Functional neuroimaging in KLS have evidenced involvement of frontotemporal, thalamocortical and brain stem networks. However, more detailed structural and functional analysis of the communication between the thalamus and cortical and subcortical structures that regulate sleep-wakefulness seems of primary importance. High-resolution diffusion tensor imaging (DTI) of white matter tracts is an obvious alternative to the functional neuroimaging methods reviewed here. Further, multimodal functional imaging is probably necessary to inquire into the seeming uncoupling of cerebral blood flow and metabolism in KLS, as well as to delineate vascular, metabolic and neural contributions to KLS pathology.

Here, we give a brief overview of neuroimaging methods relevant for KLS research and explain the structural, neurovascular and metabolic sources they measure.

MRI

MRI is the state-of-the-art method when it comes to high-resolution structural imaging of the brain. As MRI is sensitive to the interaction between protons, predominantly found in water, and different tissue compartments it gives images with excellent contrast between white and grey matter and cerebrospinal fluid, without adding external contrast agents. By adjusting MRI scanner settings, it is possible to enhance certain tissue contrasts. For example, T2-weighted (T2W) and diffusion-weighted (DWI) is often used for pathology visualisation. Diffusion tensor imaging (DTI), or tractography, is used for visualisation of white matter tracts through the enhanced diffusion of water along axons.

fMRI

By fMRI, it is possible to visualise the brain at work. When neurons are active, they induce release of vasoactive substances in predominantly astrocytes that triggers cerebral blood flow increase, which leads to transportation of oxygenated blood into the active area. Since the fMRI signal is sensitive to blood oxygenation through the BOLD response, fMRI provides indirect images of brain activation. fMRI is applied in two modes: (1) task-based fMRI which show brain areas that are activated by a specific task, e.g., working memory tasks that have been applied in KLS research and (2) resting-state (rs) fMRI which show brain areas that are functionally connected to each other during rest, i.e., functional connectivity. By similar methods, functional connectivity can also be studied during task performance. When referring to fMRI studies in this review, we use the term BOLD response for task-based fMRI results and functional connectivity for rs-fMRI results.

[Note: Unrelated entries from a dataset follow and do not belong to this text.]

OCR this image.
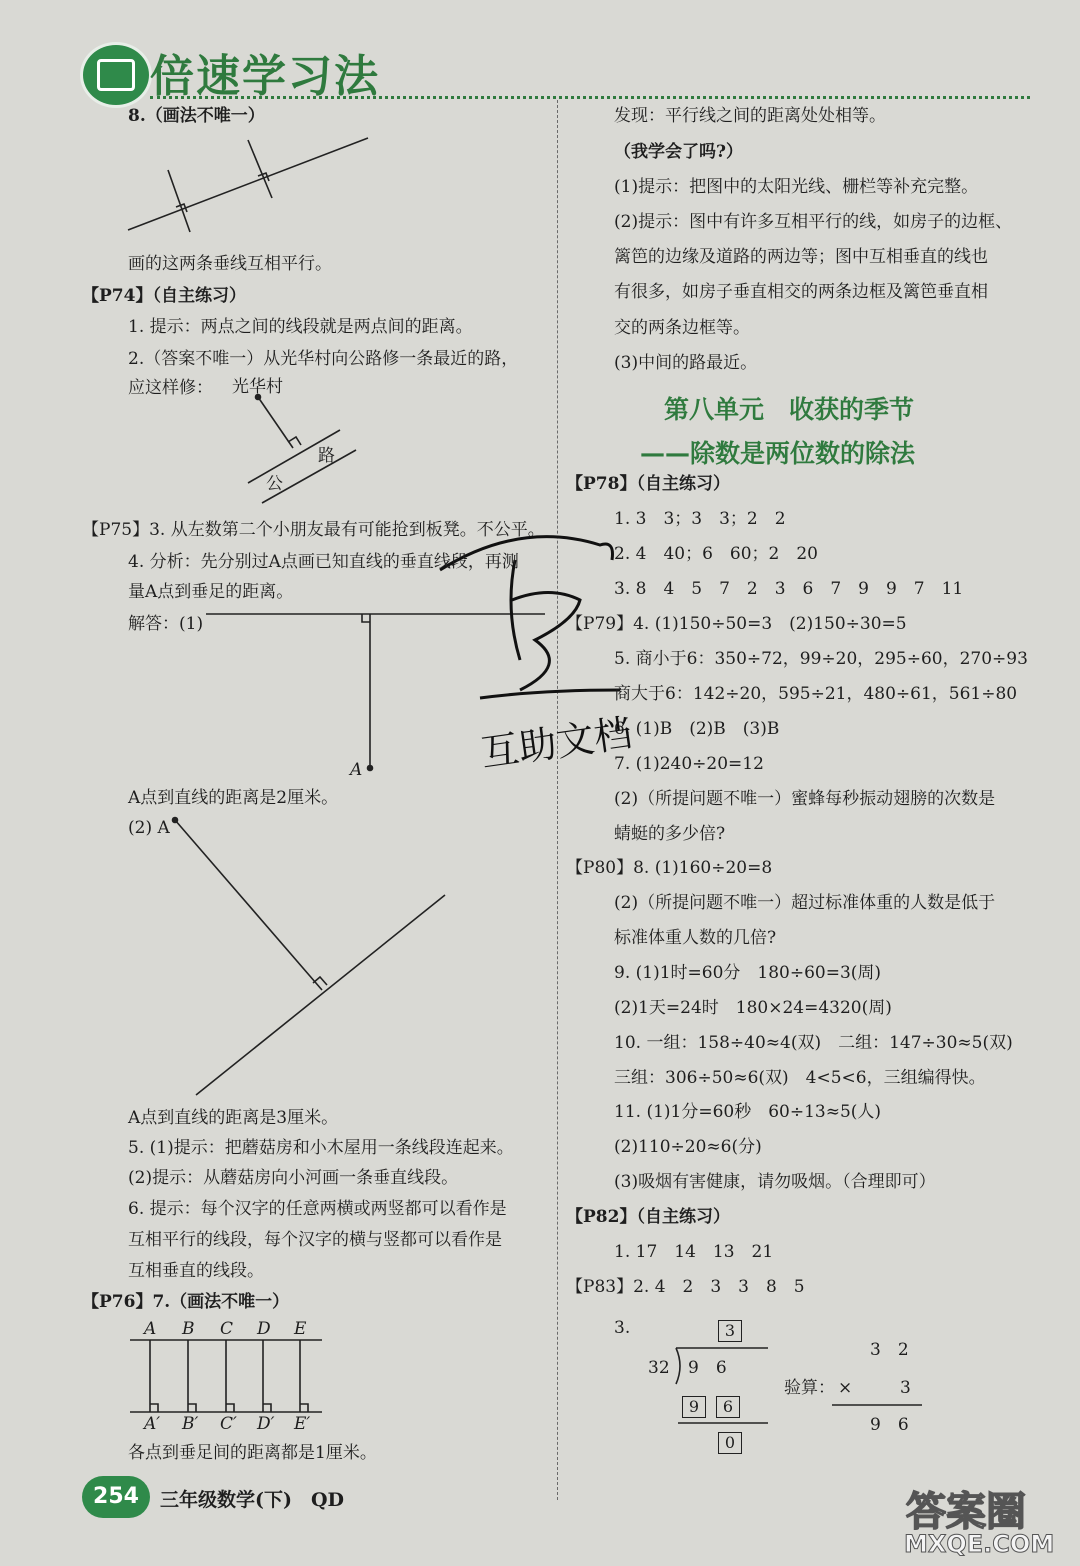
倍速学习法
8.（画法不唯一）
画的这两条垂线互相平行。
【P74】（自主练习）
1. 提示：两点之间的线段就是两点间的距离。
2.（答案不唯一）从光华村向公路修一条最近的路，
应这样修： 光华村
路
公
【P75】3. 从左数第二个小朋友最有可能抢到板凳。不公平。
4. 分析：先分别过A点画已知直线的垂直线段，再测
量A点到垂足的距离。
解答：(1)
A
A点到直线的距离是2厘米。
(2) A
A点到直线的距离是3厘米。
5. (1)提示：把蘑菇房和小木屋用一条线段连起来。
(2)提示：从蘑菇房向小河画一条垂直线段。
6. 提示：每个汉字的任意两横或两竖都可以看作是
互相平行的线段，每个汉字的横与竖都可以看作是
互相垂直的线段。
【P76】7.（画法不唯一）
A B C D E
A′ B′ C′ D′ E′
各点到垂足间的距离都是1厘米。
发现：平行线之间的距离处处相等。
（我学会了吗?）
(1)提示：把图中的太阳光线、栅栏等补充完整。
(2)提示：图中有许多互相平行的线，如房子的边框、
篱笆的边缘及道路的两边等；图中互相垂直的线也
有很多，如房子垂直相交的两条边框及篱笆垂直相
交的两条边框等。
(3)中间的路最近。
第八单元　收获的季节
——除数是两位数的除法
【P78】（自主练习）
1. 3　3；3　3；2　2
2. 4　40；6　60；2　20
3. 8　4　5　7　2　3　6　7　9　9　7　11
【P79】4. (1)150÷50=3　(2)150÷30=5
5. 商小于6：350÷72，99÷20，295÷60，270÷93
商大于6：142÷20，595÷21，480÷61，561÷80
6. (1)B　(2)B　(3)B
7. (1)240÷20=12
(2)（所提问题不唯一）蜜蜂每秒振动翅膀的次数是
蜻蜓的多少倍?
【P80】8. (1)160÷20=8
(2)（所提问题不唯一）超过标准体重的人数是低于
标准体重人数的几倍?
9. (1)1时=60分　180÷60=3(周)
(2)1天=24时　180×24=4320(周)
10. 一组：158÷40≈4(双)　二组：147÷30≈5(双)
三组：306÷50≈6(双)　4<5<6，三组编得快。
11. (1)1分=60秒　60÷13≈5(人)
(2)110÷20≈6(分)
(3)吸烟有害健康，请勿吸烟。（合理即可）
【P82】（自主练习）
1. 17　14　13　21
【P83】2. 4　2　3　3　8　5
3.	3
32 9　6
9	6
0
3　2
验算： ×	3
9　6
254	三年级数学(下)　QD
互助文档
答案圈
MXQE.COM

Magnetic resonance spectroscopy (MRS)

MRS is most commonly focused on proton containing substances other than water and fat (1H-MRS) but also other magnetic nuclei, for example phosphorus (31P-MRS), are possible to capture. 1H-MRS gives information of brain metabolites in the form of a spectrum where the spectral peaks are related to concentrations of different metabolites, such as n-acetylaspartate (NAA), and the neurotransmitters glutamate and GABA. MRS is mostly applied using a single voxel technique, where a spectrum is captured in one selected region of the brain.

SPECT

SPECT is a nuclear medicine imaging method that uses gamma-ray emitting radionuclides to estimate tissue function. The most common radionuclide for brain imaging is a metastable isotope of technetium, 99mTc. When 99mTc is bound to a certain ligand and injected to the blood stream, it passes the blood-brain barrier. When the gamma rays are captured in the scanner, they give information about cerebral perfusion.

PET

PET is another nuclear medicine imaging method that captures information from pairs of gamma rays derived from protons emitted from certain radionuclides, so-called tracers. Several PET tracers have been developed to gain information about specific neuroreceptors. However, the most common method is FDG-PET where the measured concentration of the distributed tracer corresponds to regional glucose metabolism.